Pyle, who was born in 1900 near Dana, located north of Terre Hau​te, was killed by a Japanese machine gun bullet in 1945 in the waning days of World War II on a small island near Okinawa. Most of his wartime efforts were in the European theater of action prior to the surrender of Germany.

The Hoosier journalist was published in more than 700 newspapers and was considered to be the most widely known “war person” other than U.S. Allied Commander Dwight D. Eisenhower.

Stevens, a resident near Borden in southern Indiana, has many busts and statues in public places including: astronomer Edwin Hubble at New Albany High School; golfer Fuzzy Zoeller at Sellersburg; activist Frederick Douglass at Division Street School, New Albany; Lucy Higgs Nichols, an escaped slave who served as a nurse for the Union Army during the Civil War, at the Carnegie History and Art Museum, New Albany; Supreme Court Justice Sherman Minton, Floyd County Public Library; and bluesman Sonny Boy Williamson at the Williamson Museum, Helena, Ark.

The sculptor spent his early career as a journalist and said the Pyle bust — made in cast stone — was particularly satisfying to do because he shared the life of newspapering with Pyle.

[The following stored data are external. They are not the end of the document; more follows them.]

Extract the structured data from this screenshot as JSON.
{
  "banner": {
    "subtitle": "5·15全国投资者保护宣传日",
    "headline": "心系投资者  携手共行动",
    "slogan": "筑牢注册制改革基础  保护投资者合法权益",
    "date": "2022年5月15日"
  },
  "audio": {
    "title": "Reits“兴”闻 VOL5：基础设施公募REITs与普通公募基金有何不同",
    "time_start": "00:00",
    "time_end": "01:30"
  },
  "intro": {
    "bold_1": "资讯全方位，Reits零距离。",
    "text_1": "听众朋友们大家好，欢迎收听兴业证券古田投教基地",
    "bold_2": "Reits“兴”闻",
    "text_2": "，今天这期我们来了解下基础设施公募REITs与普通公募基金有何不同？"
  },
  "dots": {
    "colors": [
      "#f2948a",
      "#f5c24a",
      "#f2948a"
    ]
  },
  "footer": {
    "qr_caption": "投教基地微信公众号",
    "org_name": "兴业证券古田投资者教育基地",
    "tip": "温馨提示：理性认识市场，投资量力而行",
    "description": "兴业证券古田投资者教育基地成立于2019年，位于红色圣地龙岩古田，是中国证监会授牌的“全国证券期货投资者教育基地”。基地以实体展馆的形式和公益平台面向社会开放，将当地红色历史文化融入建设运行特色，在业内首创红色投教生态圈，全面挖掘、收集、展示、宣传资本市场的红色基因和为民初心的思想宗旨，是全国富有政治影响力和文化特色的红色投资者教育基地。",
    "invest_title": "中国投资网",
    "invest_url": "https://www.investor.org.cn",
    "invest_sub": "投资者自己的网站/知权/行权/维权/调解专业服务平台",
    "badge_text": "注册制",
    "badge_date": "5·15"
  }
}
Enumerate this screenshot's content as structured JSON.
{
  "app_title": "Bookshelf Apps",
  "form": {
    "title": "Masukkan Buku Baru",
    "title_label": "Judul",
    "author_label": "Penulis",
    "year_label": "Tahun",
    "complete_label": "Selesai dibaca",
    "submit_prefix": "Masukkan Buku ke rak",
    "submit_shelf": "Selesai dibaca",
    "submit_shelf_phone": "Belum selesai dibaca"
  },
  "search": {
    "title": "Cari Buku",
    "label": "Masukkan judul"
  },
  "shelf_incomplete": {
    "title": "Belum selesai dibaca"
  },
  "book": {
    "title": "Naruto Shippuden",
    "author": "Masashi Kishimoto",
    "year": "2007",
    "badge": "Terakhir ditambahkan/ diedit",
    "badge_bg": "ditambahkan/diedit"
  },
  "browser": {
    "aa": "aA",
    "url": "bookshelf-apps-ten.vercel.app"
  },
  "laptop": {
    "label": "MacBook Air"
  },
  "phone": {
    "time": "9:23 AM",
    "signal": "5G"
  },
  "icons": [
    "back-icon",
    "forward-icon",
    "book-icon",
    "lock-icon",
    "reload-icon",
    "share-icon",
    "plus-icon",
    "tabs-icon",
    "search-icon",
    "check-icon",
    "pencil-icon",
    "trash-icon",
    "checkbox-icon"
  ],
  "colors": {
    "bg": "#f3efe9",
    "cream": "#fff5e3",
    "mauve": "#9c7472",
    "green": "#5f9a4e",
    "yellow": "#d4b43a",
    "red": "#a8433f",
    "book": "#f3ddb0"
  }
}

Stevens said most of his pieces are commissions, but he did Pyle on his own initiative and then decided to donate it.

“That was just a fun thing for myself since I had been in journalism,”  Stevens​ said.

The Ernie Pyle World War II Museum is open three days a week. Its hours are 10 a.m. to 5 p.m. Fridays and Saturdays and 1 p.m. to 4 p.m. Sundays. All times are Eastern time zone.